Angela Merkel et François Hollande à Minsk. (DR) |
Réélue avec 88 % des voix des membres du congrès
de la CDU-CSU, hier, à Berlin, Angela Merkel demeure la favorite pour occuper
le poste de chancelière de la RFA pour la 4e fois de suite. Il était
d’autant plus intéressant de mieux connaître la vie et l’œuvre d’Angela Merkel,
hier soir sur la chaine Arte. Ce fut pour beaucoup d'entre nous, j'imagine, la découverte d’une personnalité littéralement extraordinaire. Si la chancelière de la République fédérale d’Allemagne semble
si importante dans l’Europe et dans le monde d’aujourd’hui, c’est évidemment dû
à une conjugaison de facteurs multiples mais le caractère bien trempé
de Mme Merkel ainsi que ses facultés d’écoute et d’anticipation ne sont pas
pour rien dans la confiance que lui accorde le peuple allemand.

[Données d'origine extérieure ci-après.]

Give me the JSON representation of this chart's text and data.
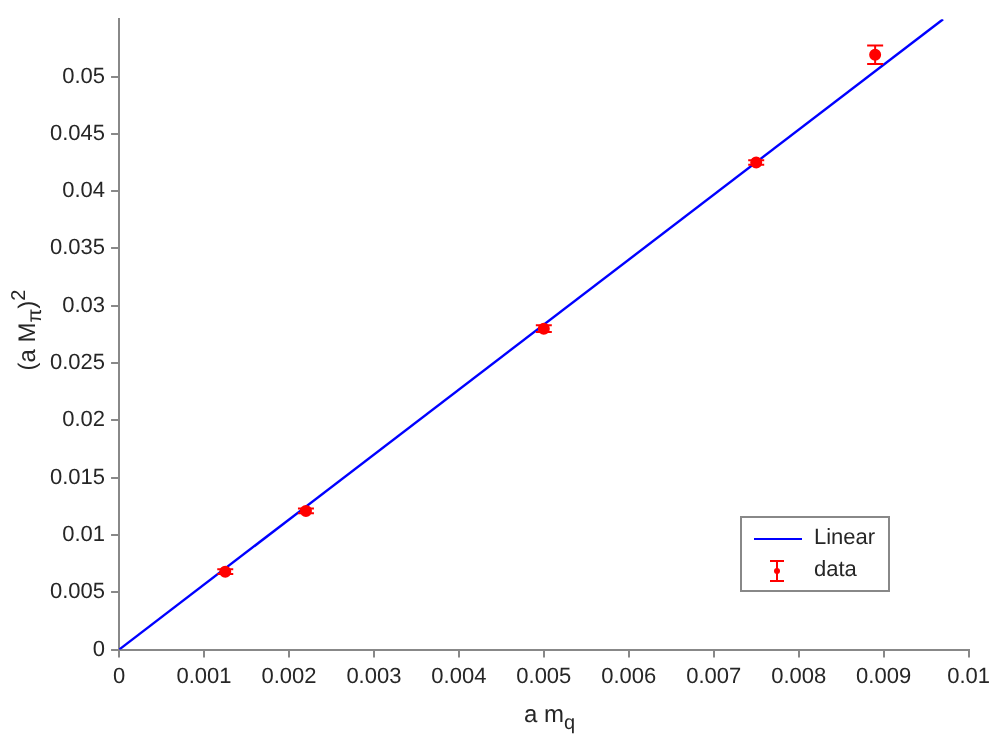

Le documentaire d’Arte retrace
la vie de l’exceptionnelle étudiante en physique, fille de pasteur, dans l’Allemagne
de l’Est d’avant la chute du mur. Une Allemagne communiste avec un gouvernement
sous l’influence du grand frère soviétique et d’une police secrète intrusive
autant que redoutée. Angela Merkel est alors une jeune fille enjouée, déjà très
volontaire et dotée de talents évidents : intelligence vive,
sens du travail et de l’organisation, charisme discret mais ravageur servi
par une volonté de réussite apte à surmonter tous les obstacles. Dans cette
Allemagne du bloc de l’est, soumise à Moscou donc, la jeune Angela se montre
capable de résister au rouleau compresseur de la pensée unique. Cela ne l’empêche
pas de briller dans ses études : doctorat en sciences physiques, lauréate
en langue russe qu’elle parle couramment et, également, engagement progressif dans
la vie politique, lequel va lui permettre de digérer rapidement la réunification
qu’elle saisit à bras le corps.
Elle choisit alors la
CDU-CSU d’Helmut Khol, qui de mentor et de protecteur, va devenir celui par qui
le scandale arrive (l’affaire des caisses noires) avant qu’Angela décide (un
vrai coup de poker) de le sacrifier et de postuler pour les premiers rôles. Ce
sera difficile tant les hommes au pouvoir vont s’efforcer de réduire cette
jeune ambitieuse aux fonctions subalternes de collaboratrice. Il en faudra plus
pour mettre à bas les ambitions de celle qui, fruit de hasards et de sens
politique aigu, domine la politique allemande et européenne depuis une décennie.
Les témoignages sont éloquents :
souvent positifs, ils sont tout de même réservés lorsqu’il s’agit qualifier les
sentiments de celle qu’on appelle «Mutti» dans l’Allemagne d’aujourd’hui. Est-elle
calculatrice, fausse naïve, intrigante ? Ou au contraire, sait-elle se
faire mutique pour mieux encaisser les coups, moins s’exposer, mieux préparer
ses stratégies ? A la Commission de Bruxelles, on connaît l’autorité d’Angela
Merkel, on sait aussi qu’elle s’appuie sur un pays industriel fort, aux excédents
commerciaux importants, aux déficits réduits et au taux de chômage très inférieur
au taux français par exemple.
S’agissant de l’accueil des
réfugiés, on ne peut que louer le caractère humaniste de la chancelière et une
sincérité évidente face au malheur des dizaines de milliers de malheureux. La France
n’est pas arrivée à la cheville de l’Allemagne. Il subsiste pourtant quelques taches
sur le blason de Mme Merkel : un retard à allumage important lors de la
crise financière de 2008, une lente incompréhension de la situation grecque et plus
largement de la spécificité européenne, enfin et surtout, un leadership dans le
monde conservateur bien qu’ayant réalisé une coalition avec les sociaux-démocrates
du SPD.
Après 10 ans de pouvoir, Mme
Merkel fatigue. Si son envie de réussir demeure intacte, elle est tout de même
contrainte de s’adapter à un monde globalisé avec Poutine, Trump, Xi Jinping,
Erdogan…et des démocraties fortement attaquées par les extrêmes. En tout état
de cause, le portrait dressé sur Arte laisse poindre une personnalité solide
dont le slogan « nous y arriverons » a été mis en application de manière telle
qu’il fait bien des jaloux en Europe…et en France.